A Man for Our Times, The Anchor, October 4, 2013

Fr. Roger J. Landry
Putting into the Deep
The Anchor
October 4, 2013

There has been a lot of commentary concerning some of the ideas Pope Francis expressed in his now famous Sept. 17 interview with Jesuit journals. But the interview allows us not only to examine the Holy Father’s ideas but to get a real glimpse of his life and personality.

Insofar as the Pope teaches not just by his words but by his example, these personal disclosures may be among the most helpful takeaways of all.

We can focus on ten of them.

First, we glimpse his life of simplicity. The interview reveals that in his study, there is a tiny desk, a few plain chairs and only four objects: a Crucifix; an icon of St. Francis of Assisi; a statue of Our Lady of Luján, the patroness of Argentina; and an image of a sleeping St. Joseph. People in Buenos Aires always mentioned how simple his personal quarters were, but his austerity has become even more striking as Pope.

Second, we learn how he prays. He said he recites the breviary early every morning, celebrates Mass at 7 in the Vatican workers residence where he lives, prays the Rosary, seeks to pray mentally throughout the day, and then each night at 7 pm makes a holy hour in front of the Blessed Sacrament. Sometimes he said he falls asleep praying in front of Jesus in the Eucharist.

He described his prayer in this way: “Prayer for me is always a prayer full of memory, of recollection. … For me it is the memory of which St. Ignatius speaks in the First Week of the Exercises in the encounter with the merciful Christ crucified. And I ask myself: ‘What have I done for Christ? What am I doing for Christ? What should I do for Christ?’ It is the memory of which [we]… recall the gifts we have received. But above all, I also know that the Lord remembers me. I can forget about him, but I know that he never, ever forgets me.”

Third, he describes how his prayer aids his discernment, which he defines as “to hear the things of God from God’s point of view.” It involves “in the presence of the Lord, looking at things, listening to the things that happen, the feeling of the people, especially the poor.” This is how he seeks to make decisions.
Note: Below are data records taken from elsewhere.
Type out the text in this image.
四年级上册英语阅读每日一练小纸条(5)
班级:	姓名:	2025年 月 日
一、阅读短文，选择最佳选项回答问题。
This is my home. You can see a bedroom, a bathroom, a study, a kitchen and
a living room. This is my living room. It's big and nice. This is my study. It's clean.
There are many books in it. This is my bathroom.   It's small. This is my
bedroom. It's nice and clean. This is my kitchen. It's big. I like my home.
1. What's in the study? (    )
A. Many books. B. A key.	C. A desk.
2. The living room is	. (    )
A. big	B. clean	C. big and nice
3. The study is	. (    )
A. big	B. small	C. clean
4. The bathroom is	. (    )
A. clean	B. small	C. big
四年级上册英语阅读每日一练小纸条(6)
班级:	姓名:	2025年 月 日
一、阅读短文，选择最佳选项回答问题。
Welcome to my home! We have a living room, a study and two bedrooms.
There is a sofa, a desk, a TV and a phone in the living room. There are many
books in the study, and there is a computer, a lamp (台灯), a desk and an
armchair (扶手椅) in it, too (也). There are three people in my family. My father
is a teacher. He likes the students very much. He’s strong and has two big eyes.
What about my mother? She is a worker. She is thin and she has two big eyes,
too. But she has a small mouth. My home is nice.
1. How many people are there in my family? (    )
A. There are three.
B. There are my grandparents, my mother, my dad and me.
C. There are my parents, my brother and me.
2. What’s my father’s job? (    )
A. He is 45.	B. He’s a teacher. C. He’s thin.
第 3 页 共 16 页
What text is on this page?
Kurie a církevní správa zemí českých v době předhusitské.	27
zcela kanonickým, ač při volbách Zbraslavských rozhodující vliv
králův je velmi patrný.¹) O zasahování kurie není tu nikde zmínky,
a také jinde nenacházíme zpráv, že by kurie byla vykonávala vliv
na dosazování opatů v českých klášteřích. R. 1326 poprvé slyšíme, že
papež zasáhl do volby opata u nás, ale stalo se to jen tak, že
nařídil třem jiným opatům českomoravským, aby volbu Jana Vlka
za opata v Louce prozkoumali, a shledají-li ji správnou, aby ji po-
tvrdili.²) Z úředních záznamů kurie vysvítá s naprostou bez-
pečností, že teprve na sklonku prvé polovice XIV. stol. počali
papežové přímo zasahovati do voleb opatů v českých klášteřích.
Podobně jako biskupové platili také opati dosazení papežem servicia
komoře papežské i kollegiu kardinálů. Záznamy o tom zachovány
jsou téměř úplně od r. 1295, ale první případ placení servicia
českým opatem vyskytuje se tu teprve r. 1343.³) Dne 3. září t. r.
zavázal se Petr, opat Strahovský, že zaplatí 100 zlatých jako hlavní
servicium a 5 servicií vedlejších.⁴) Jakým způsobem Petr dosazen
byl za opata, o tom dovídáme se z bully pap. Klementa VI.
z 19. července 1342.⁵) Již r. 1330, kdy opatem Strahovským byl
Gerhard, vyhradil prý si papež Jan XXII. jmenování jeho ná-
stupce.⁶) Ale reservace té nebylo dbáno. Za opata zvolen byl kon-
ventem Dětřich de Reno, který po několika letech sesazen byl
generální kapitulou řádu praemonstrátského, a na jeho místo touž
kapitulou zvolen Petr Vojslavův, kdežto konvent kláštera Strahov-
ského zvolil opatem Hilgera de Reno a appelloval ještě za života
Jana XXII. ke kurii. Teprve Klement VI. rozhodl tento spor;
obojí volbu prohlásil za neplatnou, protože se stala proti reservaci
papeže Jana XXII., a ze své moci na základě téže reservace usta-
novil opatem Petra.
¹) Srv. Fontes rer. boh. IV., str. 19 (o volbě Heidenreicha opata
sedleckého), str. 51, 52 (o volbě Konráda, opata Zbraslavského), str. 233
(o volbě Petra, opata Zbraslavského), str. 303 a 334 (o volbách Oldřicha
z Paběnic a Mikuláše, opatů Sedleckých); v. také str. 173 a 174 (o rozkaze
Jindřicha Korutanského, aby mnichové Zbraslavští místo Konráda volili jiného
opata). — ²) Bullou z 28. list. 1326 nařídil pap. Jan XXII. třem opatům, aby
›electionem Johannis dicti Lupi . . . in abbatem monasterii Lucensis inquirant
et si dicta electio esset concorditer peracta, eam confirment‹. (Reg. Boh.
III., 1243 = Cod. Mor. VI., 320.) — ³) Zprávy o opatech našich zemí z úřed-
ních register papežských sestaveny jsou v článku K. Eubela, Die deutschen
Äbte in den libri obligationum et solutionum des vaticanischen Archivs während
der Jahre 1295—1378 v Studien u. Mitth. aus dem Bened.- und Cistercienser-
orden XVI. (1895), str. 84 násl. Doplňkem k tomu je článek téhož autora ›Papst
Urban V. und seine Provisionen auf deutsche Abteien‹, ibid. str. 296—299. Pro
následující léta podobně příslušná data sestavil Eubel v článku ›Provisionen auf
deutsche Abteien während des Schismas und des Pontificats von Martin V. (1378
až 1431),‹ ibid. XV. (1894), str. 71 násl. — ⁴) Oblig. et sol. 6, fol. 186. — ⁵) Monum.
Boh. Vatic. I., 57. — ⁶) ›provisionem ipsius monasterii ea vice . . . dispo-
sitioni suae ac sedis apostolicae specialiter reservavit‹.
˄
That discernment has led him to distrust his initial instincts. “I am always wary of the first decision, that is, the first thing that comes to my mind if I have to make a decision. This is usually the wrong thing. I have to wait and assess, looking deep into myself, taking the necessary time.”

Fourth, he readily admits his shortcomings and mistakes.. “I am a really, really undisciplined person,” he says. When he was made a Jesuit provincial at the age of 36, he said, “My style of government … had many faults. … My authoritarian and quick manner of making decisions led me to have serious problems. … The Lord has allowed this growth in knowledge of government through my faults and my sins.”

Fifth, we see that one of his most prominent leadership traits, for good or ill, is loyalty. “When I entrust something to someone, I totally trust that person,” he said. “He or she must make a really big mistake before I rebuke that person.” This partially explains his attitude toward some recent appointments of those who appear to have had checkered pasts. It is also likely a prism with which to look at future personnel decisions.

Sixth, see behold his hunger for community. It’s what led to his decision not to live in the papal apartment. But it’s also what led him to become a Jesuit rather than a diocesan priest. “I am always looking for a community. I did not see myself as a priest on my own. I need a community.” All Christians need community.

Seventh, we learn who one of his greatest heroes is, Blessed Peter Faber, the 16th century Jesuit missionary to Protestant Germany. What he admires about him, he said, is his “dialogue with all, even the most remote and even with his opponents; his simple piety, a certain naïveté perhaps, his being available straightaway, his careful interior discernment, the fact that he was a man capable of great and strong decisions but also capable of being so gentle and loving.” In Faber, we see a papal self-portrait.

Eighth, he believes all religious need to be prophets.  “Being prophets may sometimes imply making waves, … some say ‘a mess.’” He has been proving he’s a Jesuit not afraid to make some noise.

Ninth, he’s a man of culture who loves literature (especially Dostoevsky, Manzoni and Gerard Manley Hopkins), music (Mozart, Bach, Beethoven and Wagner), art (Caravaggio and Chagall) and movies (mainly Italian masterpieces). “In general I love tragic artists,” he said, “especially classical ones.” His preference for tragic art makes him unfraid to confront tragic realities.

Lastly, he reveals what he looks for and sees in others. Among those whom others easily write off, he still recognizes that God is present. “I have a dogmatic certainty: God is in every person’s life. … Even if the life of a person has been a disaster, even if it is destroyed by vices, drugs or anything else—God is in this person’s life. …There is always a space in which the good seed can grow.”

And in so many ordinary people he sees a hidden “daily sanctity.” He singled out the example of his grandmother Rosa, whose will he keeps in his breviary, and treats it like a prayer.

In all, we see an honest, humble, prayerful man of simple pleasures, a prophet unafraid to make waves, who tries to see God in others and enter into an encounter with all. He’s in short, a man for our times.